たとえば、ある通販会社でこんなケースがありました。
- 「届いた商品が壊れていた」という、最初はごもっともなクレーム。
- 交換対応を丁寧に申し出たところ、「それじゃ気が済まない。責任者を出せ。謝罪文を紙で送れ」と要求がエスカレート。
- 最終的には、「お前の名前をネットで晒してやる」「謝る気がないなら潰してやる」と暴言へ。
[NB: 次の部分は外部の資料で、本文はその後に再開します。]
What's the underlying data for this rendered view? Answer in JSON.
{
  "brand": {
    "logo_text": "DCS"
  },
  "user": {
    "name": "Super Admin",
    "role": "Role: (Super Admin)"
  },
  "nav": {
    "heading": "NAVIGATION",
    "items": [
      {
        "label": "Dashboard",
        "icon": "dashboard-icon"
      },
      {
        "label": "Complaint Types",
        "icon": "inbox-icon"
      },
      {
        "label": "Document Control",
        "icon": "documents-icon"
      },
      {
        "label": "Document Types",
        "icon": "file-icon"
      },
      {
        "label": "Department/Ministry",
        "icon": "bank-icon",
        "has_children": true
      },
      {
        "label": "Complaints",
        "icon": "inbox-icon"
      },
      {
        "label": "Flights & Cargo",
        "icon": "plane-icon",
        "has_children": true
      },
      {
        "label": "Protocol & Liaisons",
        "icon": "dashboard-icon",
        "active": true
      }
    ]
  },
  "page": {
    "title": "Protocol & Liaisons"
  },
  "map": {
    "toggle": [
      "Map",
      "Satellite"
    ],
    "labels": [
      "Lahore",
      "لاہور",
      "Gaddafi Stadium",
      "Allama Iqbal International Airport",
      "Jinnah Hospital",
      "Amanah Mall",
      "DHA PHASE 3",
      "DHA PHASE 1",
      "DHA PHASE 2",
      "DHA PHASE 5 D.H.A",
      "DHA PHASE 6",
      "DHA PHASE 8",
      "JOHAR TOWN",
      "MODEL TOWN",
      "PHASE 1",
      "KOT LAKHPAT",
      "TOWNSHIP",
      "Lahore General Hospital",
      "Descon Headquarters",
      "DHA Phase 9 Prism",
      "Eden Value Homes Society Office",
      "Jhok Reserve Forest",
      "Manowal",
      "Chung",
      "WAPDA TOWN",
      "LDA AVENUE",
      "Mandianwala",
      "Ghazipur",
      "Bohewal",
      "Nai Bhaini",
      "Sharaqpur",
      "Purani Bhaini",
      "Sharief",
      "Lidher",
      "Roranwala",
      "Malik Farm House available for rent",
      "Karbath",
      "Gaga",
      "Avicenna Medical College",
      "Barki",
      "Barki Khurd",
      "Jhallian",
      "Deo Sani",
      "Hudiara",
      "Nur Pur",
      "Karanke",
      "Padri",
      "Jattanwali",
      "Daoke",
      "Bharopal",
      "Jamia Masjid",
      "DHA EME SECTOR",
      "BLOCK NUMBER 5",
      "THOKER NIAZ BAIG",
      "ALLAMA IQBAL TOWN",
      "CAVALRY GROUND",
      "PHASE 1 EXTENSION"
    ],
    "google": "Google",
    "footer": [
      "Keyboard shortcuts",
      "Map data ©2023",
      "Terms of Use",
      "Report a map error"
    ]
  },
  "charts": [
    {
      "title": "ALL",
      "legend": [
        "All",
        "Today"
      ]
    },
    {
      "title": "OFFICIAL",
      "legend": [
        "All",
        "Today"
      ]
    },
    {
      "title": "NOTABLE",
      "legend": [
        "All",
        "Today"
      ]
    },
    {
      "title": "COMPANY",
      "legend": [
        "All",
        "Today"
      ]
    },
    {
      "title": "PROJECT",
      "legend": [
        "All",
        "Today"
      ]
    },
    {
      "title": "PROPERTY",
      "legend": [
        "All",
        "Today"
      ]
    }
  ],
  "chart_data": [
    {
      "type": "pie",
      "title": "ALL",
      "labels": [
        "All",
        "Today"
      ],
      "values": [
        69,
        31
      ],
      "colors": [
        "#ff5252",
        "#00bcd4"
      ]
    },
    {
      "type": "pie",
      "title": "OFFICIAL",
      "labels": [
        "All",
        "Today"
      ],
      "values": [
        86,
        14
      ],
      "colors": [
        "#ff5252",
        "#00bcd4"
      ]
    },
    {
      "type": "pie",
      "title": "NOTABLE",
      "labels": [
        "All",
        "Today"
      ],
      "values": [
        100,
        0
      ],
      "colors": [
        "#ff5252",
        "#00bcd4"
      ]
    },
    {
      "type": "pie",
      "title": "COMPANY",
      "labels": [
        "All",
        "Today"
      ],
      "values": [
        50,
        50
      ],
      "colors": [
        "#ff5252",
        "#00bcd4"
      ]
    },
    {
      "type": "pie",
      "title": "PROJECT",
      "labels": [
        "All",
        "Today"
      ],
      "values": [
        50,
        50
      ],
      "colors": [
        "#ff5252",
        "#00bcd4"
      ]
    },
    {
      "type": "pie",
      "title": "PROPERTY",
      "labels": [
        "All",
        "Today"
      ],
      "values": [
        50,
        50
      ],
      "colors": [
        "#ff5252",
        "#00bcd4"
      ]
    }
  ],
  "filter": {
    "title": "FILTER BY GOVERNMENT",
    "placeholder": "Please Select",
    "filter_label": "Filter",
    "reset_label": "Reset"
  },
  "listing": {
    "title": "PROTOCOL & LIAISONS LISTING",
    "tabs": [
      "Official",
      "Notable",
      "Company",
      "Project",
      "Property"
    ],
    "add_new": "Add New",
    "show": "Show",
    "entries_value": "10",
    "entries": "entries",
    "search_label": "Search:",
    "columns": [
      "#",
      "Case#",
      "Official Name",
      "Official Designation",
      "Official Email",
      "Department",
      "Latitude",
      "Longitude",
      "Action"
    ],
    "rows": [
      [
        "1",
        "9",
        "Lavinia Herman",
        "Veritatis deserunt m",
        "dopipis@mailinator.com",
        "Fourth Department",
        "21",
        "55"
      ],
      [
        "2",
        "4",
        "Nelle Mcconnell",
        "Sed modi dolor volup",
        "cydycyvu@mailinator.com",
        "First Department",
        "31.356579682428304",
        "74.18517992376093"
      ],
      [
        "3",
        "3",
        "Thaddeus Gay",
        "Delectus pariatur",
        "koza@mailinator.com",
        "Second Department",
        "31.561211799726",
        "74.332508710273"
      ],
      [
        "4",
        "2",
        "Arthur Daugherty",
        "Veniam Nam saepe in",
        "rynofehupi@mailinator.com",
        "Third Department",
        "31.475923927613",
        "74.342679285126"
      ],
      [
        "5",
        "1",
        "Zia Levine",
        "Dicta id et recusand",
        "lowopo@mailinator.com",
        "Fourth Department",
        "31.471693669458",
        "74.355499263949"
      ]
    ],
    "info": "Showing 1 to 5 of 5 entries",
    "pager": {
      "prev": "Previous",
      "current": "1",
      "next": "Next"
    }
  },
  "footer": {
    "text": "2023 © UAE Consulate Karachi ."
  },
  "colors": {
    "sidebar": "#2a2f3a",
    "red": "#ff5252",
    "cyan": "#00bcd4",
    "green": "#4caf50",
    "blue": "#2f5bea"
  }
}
→ このように、最初は正当だったはずの不満が、過剰な要求 → 嫌がらせ行為へと変化していく場合があります。
カスハラに該当する可能性がある具体的な行為
では、どのような行為がカスハラに当たると判断されるのでしょうか。
以下は、実際に企業が対応に苦慮している典型例を紹介します。
身体的・暴力的な行為(刑事罰に該当しうる)
- 店内で机を叩いて怒鳴る(脅迫罪)
- 従業員を殴る・蹴るなどの身体的攻撃(暴行罪)
- 土下座を強要する(強要罪)
精神的な攻撃・脅迫
- 「SNSで晒す」「家を調べた」などと脅す(脅迫罪、名誉毀損)
- 「お前は無能だ」「辞めろ」などの人格否定的な発言
- 長時間、店頭で大声を出し続ける(威力業務妨害罪)
不当な要求・詐欺まがいの行為
- 商品に問題がないのに返金や無償提供をしつこく求める(恐喝罪)
- 自ら商品を壊して「最初から壊れていた」と主張(詐欺罪)
- 謝罪のために自宅に来るよう強要する
執拗な嫌がらせ
- 同じ内容のクレームを何度も繰り返す
- 内容を変えて頻繁に電話やメールを送り続ける
- 担当者個人の外見や話し方に執着してクレームを継続
これらの行為は、「お客様の声」ではなく、「従業員を苦しめる攻撃」とみなされます。
背景には「心の問題」や「不安」がある場合も
ここで注意しておきたいのは、過剰要求クレームの中には、心理的な要因が関わっているケースもあります。
- 一人暮らしで孤独な高齢者
- 日常的に強いストレスを抱えている人
- 不安や寂しさを「怒り」にすり替えている人
- 誰かに怒りをぶつけたいと感じている人
- 自分の価値を確認する手段としてクレームを繰り返す人
こうした背景があると、自覚がないまま、ちょっとしたきっかけで感情が爆発し、「過剰な要求」「感情の吐き出し」「執着的な言動」へと進んでしまうことがあります。
対応は「段階ごとの切り替え」がカギ
では、現場ではどう対応すればいいのでしょうか。
- 正当なクレームなら、誠実に謝罪し、迅速に対応
- 過剰要求クレームなら、共感を見せつつ、毅然とした線引き
- ハラスメントクレームなら、対応者の安全を最優先し、拒否・記録・エスカレーション
迷ったときこそ、「これは対応すべき正当な苦情か?」
「それとも、過剰な要求や嫌がらせに変わっていないか?」
この問いを持ち続けることが、自分自身と職場を守る第一歩になります。